By Chuck Lawless
Forty years ago at this time of year, a seventh-grade classmate was sharing the gospel daily with me. I was months away from accepting God’s gracious salvation, but I was daily contemplating gospel truths – even as a thirteen year old.
Thirty-three years ago, I was about six weeks into my first pastorate. I knew very little, except to preach the gospel and tell everybody about Jesus. God blessed those efforts despite my inexperience in leading a congregation well.
Today, I still do not claim to be a great leader. The best I can say is I’m a leader who has learned, and who continues to learn, through my experiences and the experiences of others. Here are some of the things I’ve learned:
- Realize you will not always be the leader. You are the leader now, but you will not lead forever. Callings change. Health issues erupt. Organizations restructure. And – though this thought is difficult for some of us to imagine – those organizations often go on well without us. We sometimes become only one of the pictures of past leaders hanging on the wall, all photographic reminders that an organization is much bigger than we are.
- Continually have an “intern” learning with you. Leadership is not only about what we do today; it is also about what happens when we’re no longer in the leadership role. I know few leaders who would say otherwise, but I also know few leaders who act as if they believe these words. Too many leaders seemingly are striving to build their own kingdom with little regard for what happens in a future beyond their leadership.
- Get some rest. Frankly, I’d prefer not to include this reflection, as I’m not very good at this one. I try to get needed rest at night, but I’m not faithful in taking time for vacation and renewal. I, like many other leaders, need to heed the words of the great theologian John Stott, “God knew what he was doing when he gave us one day’s rest in seven, and we should not claim greater wisdom than he.”
- Prioritize evangelism. Church leadership – whether full-time, part-time, or volunteer – is so multi-faceted and time consuming that it’s easy to fail to do evangelism. Evangelism is not likely to occur unless we prioritize it in our conversations, our relationships, and our daily calendar.
- Enlist prayer partners. Do not assume that others are praying regularly for you simply because you are a church leader. The reality is that many church members pray for you only when they learn of a problem. Your leadership will be stronger if you have enlisted and challenged a specific group of people to pray for you intentionally and regularly.
- Take care of your body. God created all of our being, including our bodies. Our physical being faces enough struggle simply because of our fallenness; why exacerbate the problem by failing to take care of ourselves? The work of God’s church is so great that we ought to strive to be fully able to carry out the task.
- Take at least one mission trip annually. Life situations may hinder following this suggestion, but the strongest leaders I know sacrifice time and funds to reach the nations. We have great access to the world, including places opposed to Christianity. The world has come to North America as well, so this “trip” might be across our continent. Again, though, leaders must prioritize this Great Commission commitment.

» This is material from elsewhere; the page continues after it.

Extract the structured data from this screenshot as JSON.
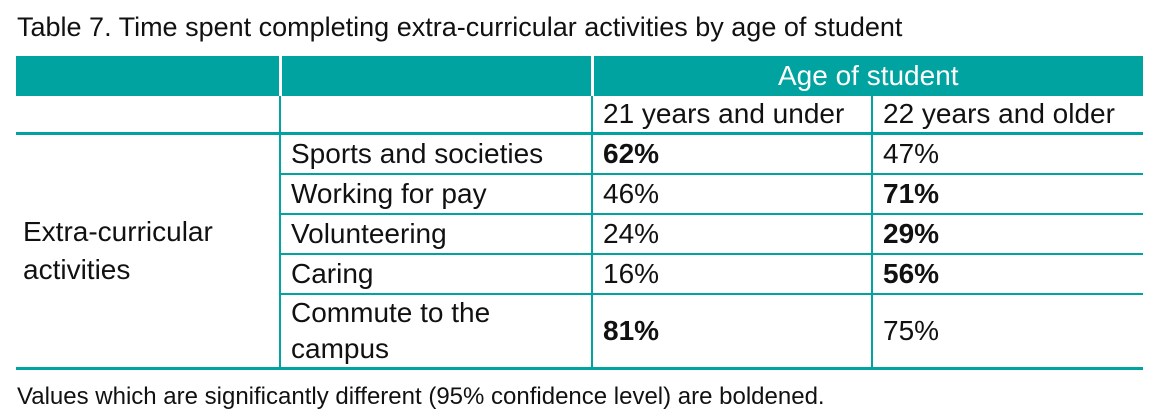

- Annually read at least one leadership biography. The Bible is all-sufficient for our task, but that truth does not preclude a need to learn from other sources. We can learn much – both positive and negative – by studying how historical leaders dealt with their specific contexts and issues. Moreover, biographies are often filled with illustrations for preaching and teaching.
- Be aware of the dangers of email. Because of my work with missionaries, I’m grateful for email. At the same time, though, email is dangerous. The buffer of cyberspace somehow permits us to be rude and ungodly at times in our interaction with others. Several friends I know fell morally into relationships that began with seemingly “safe” email intimacy. Needless to say, we leaders need godly wisdom here.
- Never stop learning and growing. When you think you no longer need to learn and grow, you’ve just forfeited your right to lead.
What other reflections would you add to this list?